Hitherto it has meant seizure of the reigns of power of a state or a bloc of
states.  Assuming this is not what people have in mind when they speak of
"revolution," it is quite unclear just what they do have in mind.  Seizure
of the UN?  Please!

Further, I don't think there is much convincing evidence that would lead one
to such iron clad conclusions (and questionable logic) that "Unless we truly
have entered a New Age, there will be violent revolution."   The possibility
that future wars will simply be bipolar conflicts between conservatives and
truly progressive groups is unlikely.  Given the existing and possible
divisions by race, ethnicity, nationality, region, core-periphery, etc., one
would not expect that the developing systemic contradictions will result in
a bipolar-polar opposition between progressives and conservatives.
Certainly the cold-war was not of such character, nor were many (not all) of
the leftist guerilla movements in the periphery.

To be sure, there is much likely hood that wars will erupt.  Rosenthall, for
example, makes an interesting and compelling comparison between post-war
Germany and post cold-war Russia.  The possibility of civil wars within
Russia, with a pro-West faction supported by the US, Europe, and Japan
against a reactionary-fascist faction, and BOTH sides suppressing leftist
movements, seems more like what we can expect -- just as occurred in the
Iranian Revolution and the Gulf War.  More discussion on the trajectories of
systemic collapse along these lines would be useful.

If we cannot expect bipolar struggles, but rather multi-polar conflicts
among the powers that be, then it seems more likely that the left has to
create a family of oppositions spanning the divisions fighting against the
conservatives of each side.  Is this not what a WP could become?  Can this
family of struggles ever seize power?  The power of what?  And would it
really want to?  Or would it prefer to simply create enough social pressure
for the creation of the kind of lasting changes at the systemic level that
would realize a far more equitable world?

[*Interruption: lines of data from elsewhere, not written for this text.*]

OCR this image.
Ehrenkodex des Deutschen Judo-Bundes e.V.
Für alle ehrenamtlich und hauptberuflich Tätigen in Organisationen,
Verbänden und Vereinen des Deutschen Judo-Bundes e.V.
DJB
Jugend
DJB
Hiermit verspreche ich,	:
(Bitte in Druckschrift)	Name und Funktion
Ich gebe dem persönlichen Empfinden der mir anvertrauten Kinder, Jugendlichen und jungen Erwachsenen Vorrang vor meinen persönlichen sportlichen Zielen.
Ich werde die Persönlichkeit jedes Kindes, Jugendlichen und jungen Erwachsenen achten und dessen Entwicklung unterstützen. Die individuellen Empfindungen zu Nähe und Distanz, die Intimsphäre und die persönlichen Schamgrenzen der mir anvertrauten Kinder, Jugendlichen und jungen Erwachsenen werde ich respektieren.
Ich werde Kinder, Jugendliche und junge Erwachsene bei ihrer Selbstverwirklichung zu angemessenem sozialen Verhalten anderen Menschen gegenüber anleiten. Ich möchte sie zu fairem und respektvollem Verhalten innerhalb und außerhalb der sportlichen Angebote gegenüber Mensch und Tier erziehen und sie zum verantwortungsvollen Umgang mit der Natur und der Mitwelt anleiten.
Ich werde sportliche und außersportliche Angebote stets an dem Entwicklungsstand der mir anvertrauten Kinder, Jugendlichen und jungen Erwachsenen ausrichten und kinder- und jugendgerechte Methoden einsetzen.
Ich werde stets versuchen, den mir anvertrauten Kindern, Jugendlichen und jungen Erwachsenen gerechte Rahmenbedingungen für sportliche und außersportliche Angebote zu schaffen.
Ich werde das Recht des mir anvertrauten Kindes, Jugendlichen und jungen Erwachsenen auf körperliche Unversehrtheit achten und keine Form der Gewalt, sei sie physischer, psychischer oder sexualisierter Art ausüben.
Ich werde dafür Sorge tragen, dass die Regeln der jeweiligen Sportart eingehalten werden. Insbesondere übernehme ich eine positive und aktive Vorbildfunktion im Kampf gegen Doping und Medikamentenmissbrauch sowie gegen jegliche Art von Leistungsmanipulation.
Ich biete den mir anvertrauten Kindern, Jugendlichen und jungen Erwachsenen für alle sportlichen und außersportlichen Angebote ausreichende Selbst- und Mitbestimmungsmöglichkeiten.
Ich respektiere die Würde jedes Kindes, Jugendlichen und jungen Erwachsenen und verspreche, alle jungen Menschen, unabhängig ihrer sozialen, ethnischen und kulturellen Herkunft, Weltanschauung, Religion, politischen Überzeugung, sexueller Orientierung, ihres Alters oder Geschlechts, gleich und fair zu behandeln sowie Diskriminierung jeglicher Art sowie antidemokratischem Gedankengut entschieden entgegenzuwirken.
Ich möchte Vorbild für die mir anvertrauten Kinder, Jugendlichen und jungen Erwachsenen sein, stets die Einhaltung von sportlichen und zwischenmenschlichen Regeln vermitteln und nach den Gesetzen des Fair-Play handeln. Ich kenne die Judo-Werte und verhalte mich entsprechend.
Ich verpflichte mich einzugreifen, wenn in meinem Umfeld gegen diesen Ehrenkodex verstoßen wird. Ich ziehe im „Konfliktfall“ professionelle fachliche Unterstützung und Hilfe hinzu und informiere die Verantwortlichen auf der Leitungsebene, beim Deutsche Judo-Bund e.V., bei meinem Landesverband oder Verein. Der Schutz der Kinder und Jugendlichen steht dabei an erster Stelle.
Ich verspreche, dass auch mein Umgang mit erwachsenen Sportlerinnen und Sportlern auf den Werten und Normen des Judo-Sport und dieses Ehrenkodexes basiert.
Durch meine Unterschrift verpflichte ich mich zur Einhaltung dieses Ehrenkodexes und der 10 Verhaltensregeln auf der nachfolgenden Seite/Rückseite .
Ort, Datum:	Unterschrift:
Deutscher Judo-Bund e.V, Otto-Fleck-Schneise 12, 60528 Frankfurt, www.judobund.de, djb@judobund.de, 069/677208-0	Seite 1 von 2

All this makes the issue of violence a moot one.  If, hypothetically, a
difficult situation arose, such as a war(s) among certain semi-peripheral
cum core areas, then members of the WP and other progressive groups
presumably would collectively decide a course of action over whether to
react with violence to violence.  This is the practical issue regarding the
use of violence -- as opposed to the issue of a founding principle.  It's
purely hypothetical whereas founding principles should not be.